"Five-and-forty years!" I reiterated, with a shudder, while surveying the snow-clad wilderness amid which the wigwams stood.

"How far is La Scie from the Gull Island?" said Hartly, after a pause.

"Six miles, capthin."

"Then by Heaven I'll burn her to the water-edge, or sink her at her anchors!" exclaimed Hartly, who, with all the rapidity of his nature, at once conceived and prepared to execute a very daring scheme.

While the quarter-boat was got ready, and four oars, with as many rifles loaded and capped, and a case of ammunition, were put into her, Hartly, with Paul Reeves, proceeded in the most simple and methodical manner to prepare their apparatus for burning the piratical schooner.

He took a common ship-bucket, and secured an iron ring to the iron handle, for a purpose to be afterwards explained. He filled this bucket with pieces of rope and spun-yarn, well steeped in tar and grease, mixing them with rosin and gunpowder. They were nearly three hours in getting these combustibles prepared to their complete satisfaction; and so impatient were they to put their scheme in execution, that they would scarcely wait until dusk to make the attempt. But the moment the sun set, Hartly issued orders to Paul Reeves and Hans Peterkin to heave short on the anchor to get it apeak, to cast loose the topsails, and prepare the jib for hoisting; and while he started along the coast in the quarter-boat, to follow him under easy sail, keeping pretty well to windward of Gull Island, and out of sight of the schooner. If the night became obscure, on hearing the report of a rifle a blue light was to be burned on board the Leda, to indicate her whereabouts.

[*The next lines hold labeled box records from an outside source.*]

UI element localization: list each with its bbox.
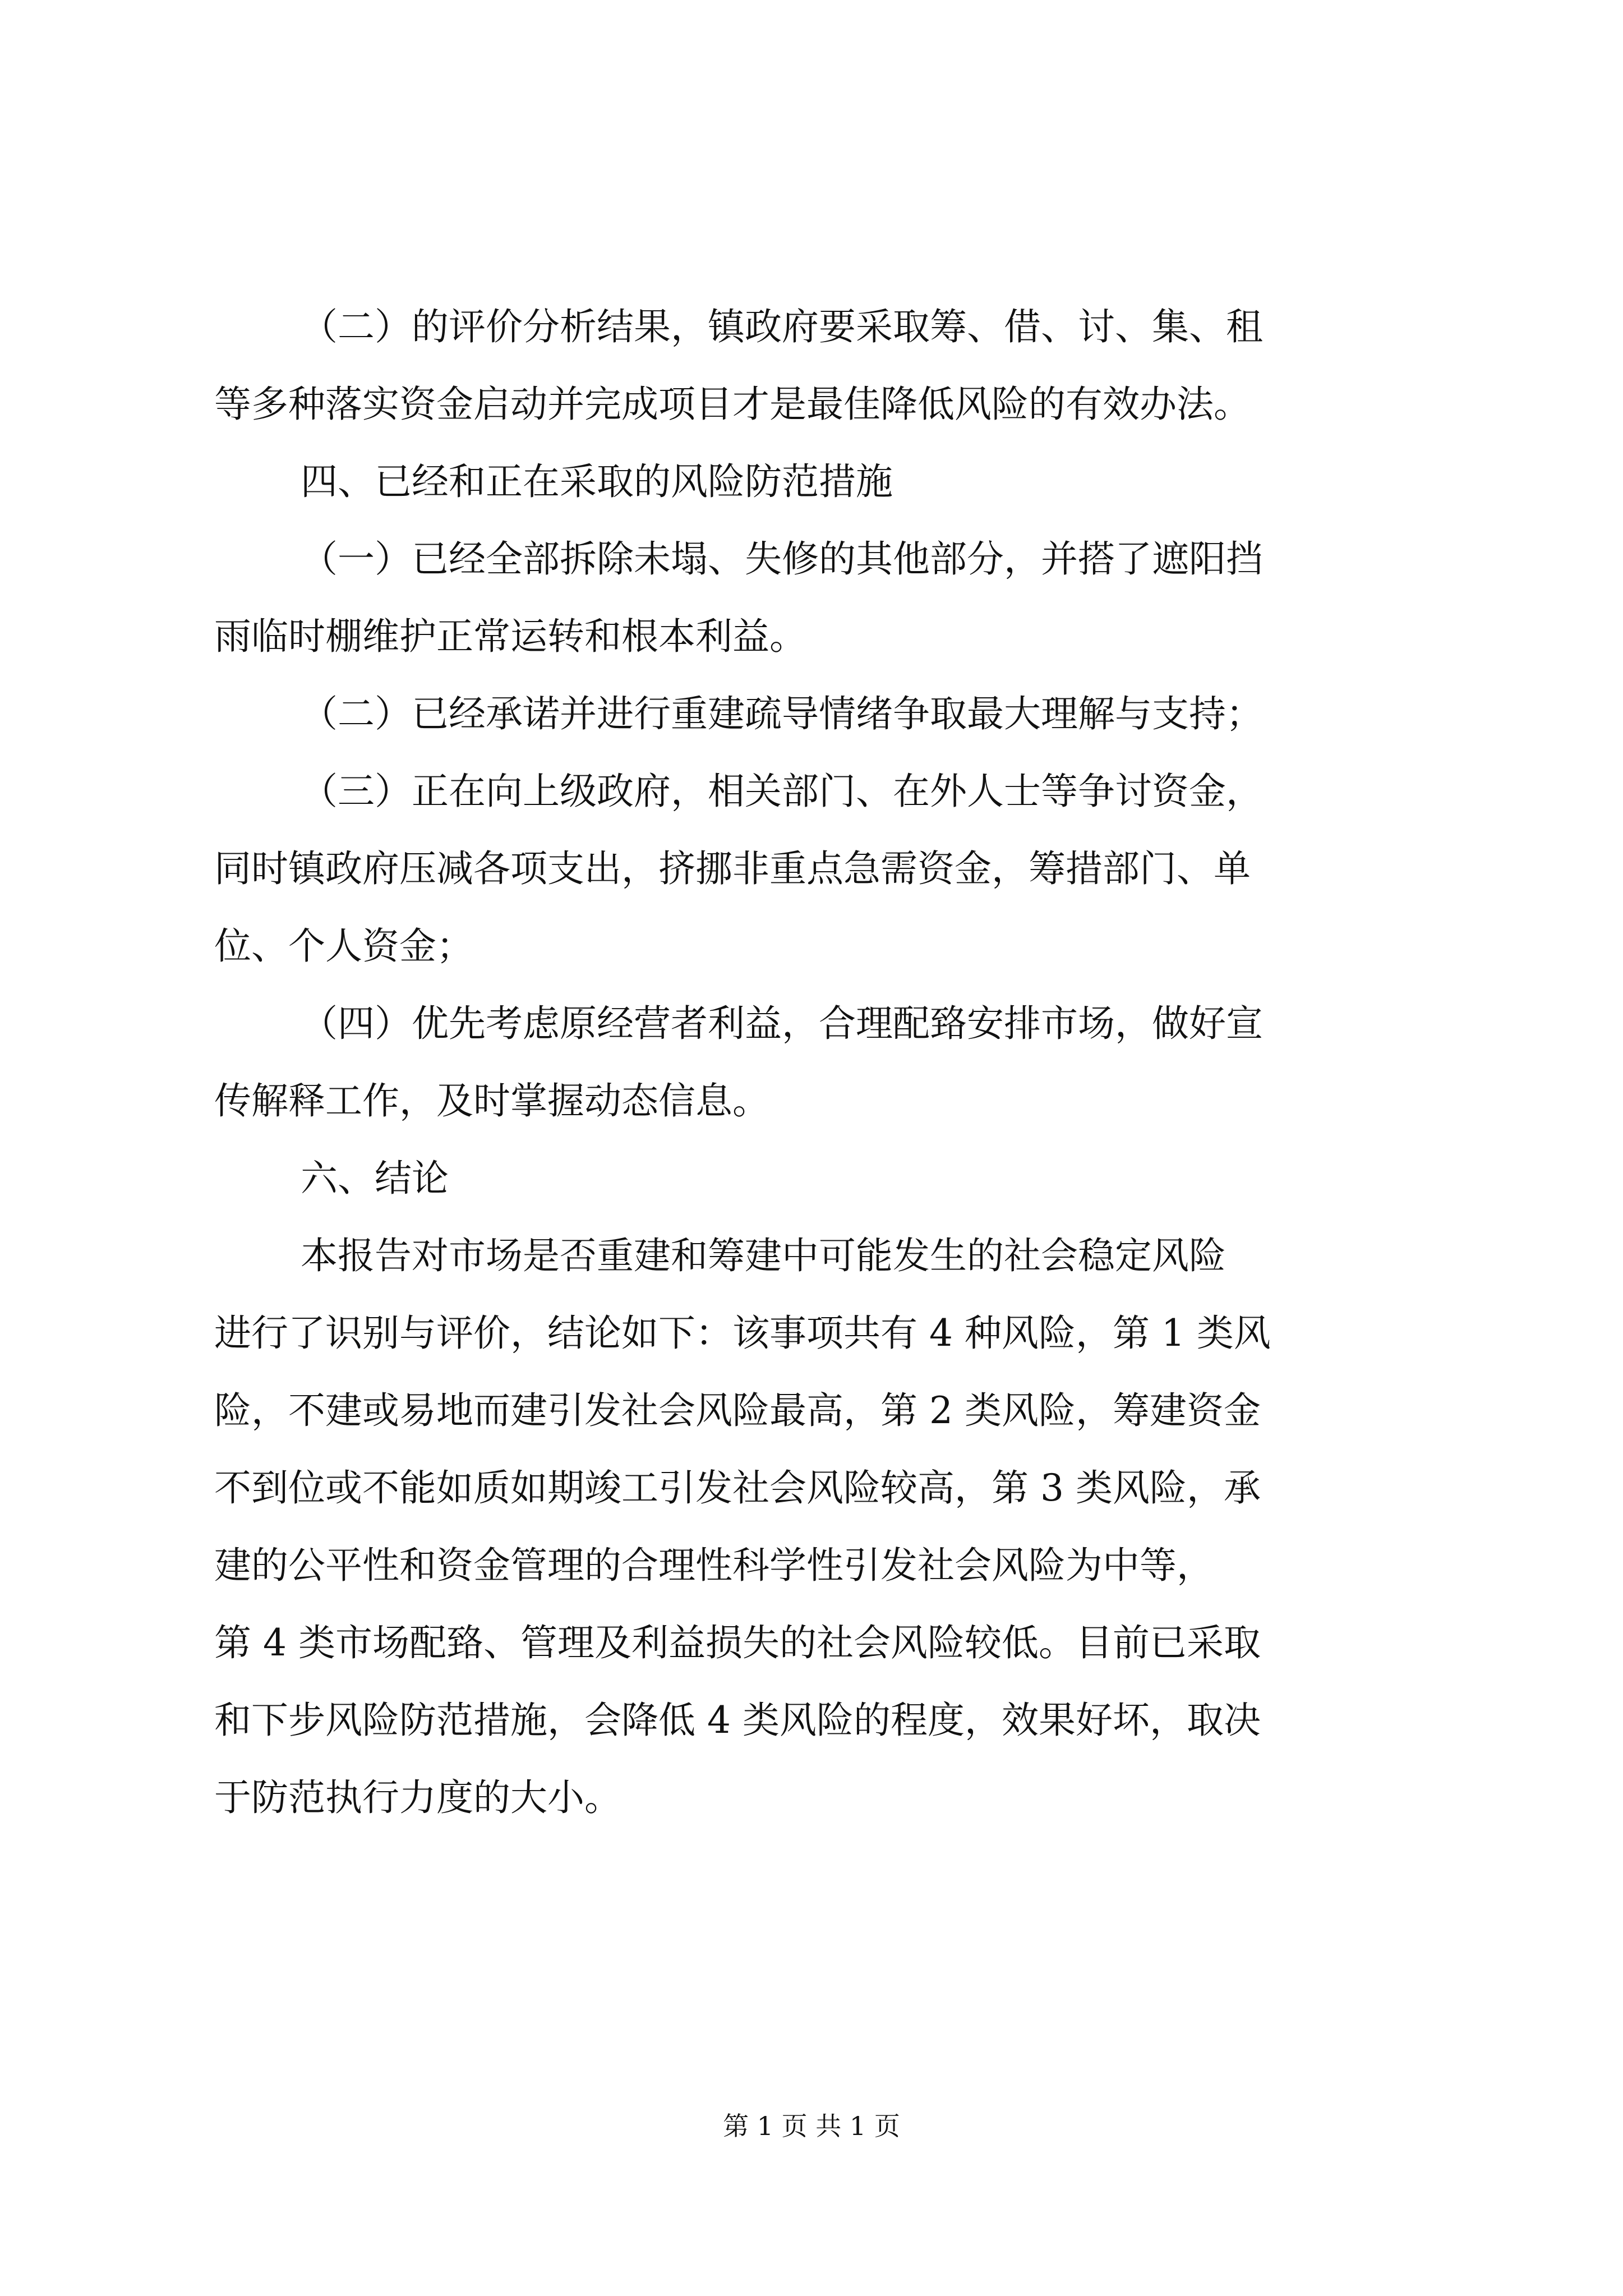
- paragraph-line: （三）正在向上级政府，相关部门、在外人士等争讨资金，: [301, 770, 1263, 813]
- paragraph-line: （一）已经全部拆除未塌、失修的其他部分，并搭了遮阳挡: [301, 537, 1263, 581]
- paragraph-line: 位、个人资金；: [214, 924, 473, 968]
- paragraph-line: 进行了识别与评价，结论如下：该事项共有 4 种风险，第 1 类风: [214, 1312, 1271, 1355]
- paragraph-line: 等多种落实资金启动并完成项目才是最佳降低风险的有效办法。: [214, 383, 1251, 426]
- section-heading: 四、已经和正在采取的风险防范措施: [301, 460, 893, 503]
- paragraph-line: 同时镇政府压减各项支出，挤挪非重点急需资金，筹措部门、单: [214, 847, 1251, 890]
- page-number-footer: 第 1 页 共 1 页: [723, 2111, 900, 2141]
- paragraph-line: （二）已经承诺并进行重建疏导情绪争取最大理解与支持；: [301, 692, 1263, 735]
- paragraph-line: 雨临时棚维护正常运转和根本利益。: [214, 615, 806, 658]
- paragraph-line: （二）的评价分析结果，镇政府要采取筹、借、讨、集、租: [301, 305, 1263, 348]
- paragraph-line: 不到位或不能如质如期竣工引发社会风险较高，第 3 类风险，承: [214, 1466, 1261, 1510]
- document-body: [214, 307, 1426, 1856]
- paragraph-line: 和下步风险防范措施，会降低 4 类风险的程度，效果好坏，取决: [214, 1699, 1261, 1742]
- paragraph-line: 本报告对市场是否重建和筹建中可能发生的社会稳定风险: [301, 1234, 1226, 1277]
- paragraph-line: 第 4 类市场配臵、管理及利益损失的社会风险较低。目前已采取: [214, 1621, 1261, 1664]
- section-heading: 六、结论: [301, 1157, 449, 1200]
- paragraph-line: 险，不建或易地而建引发社会风险最高，第 2 类风险，筹建资金: [214, 1389, 1261, 1432]
- paragraph-line: 传解释工作，及时掌握动态信息。: [214, 1079, 769, 1122]
- paragraph-line: 于防范执行力度的大小。: [214, 1776, 621, 1819]
- paragraph-line: 建的公平性和资金管理的合理性科学性引发社会风险为中等，: [214, 1544, 1214, 1587]
- paragraph-line: （四）优先考虑原经营者利益，合理配臵安排市场，做好宣: [301, 1002, 1263, 1045]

While Paul Reeves got the brig under weigh, and, favoured by a very light breeze, crept slowly out of the cove, Bob Hartly, with Hammer the carpenter, Cuffy Snowball, and I, started in the sharp little quarter-boat, and aided by a current which there runs north to Cape St. John, pulled swiftly along the shore towards Gull Island, which lies beyond the extremity of the headland.

CHAPTER IX.
OUR REVENGE EXECUTED.

The evening, as it deepened into night, was calm and beautiful: as yet the moon had not risen, but the sky was clear, with an intensity and purity of blue that can only be found in the icy north, and studded by ten thousand sparkling stars. Some of these were so bright as almost to cast our shadows on the smooth water as we stretched to our oars, and swept along the snow-white coast.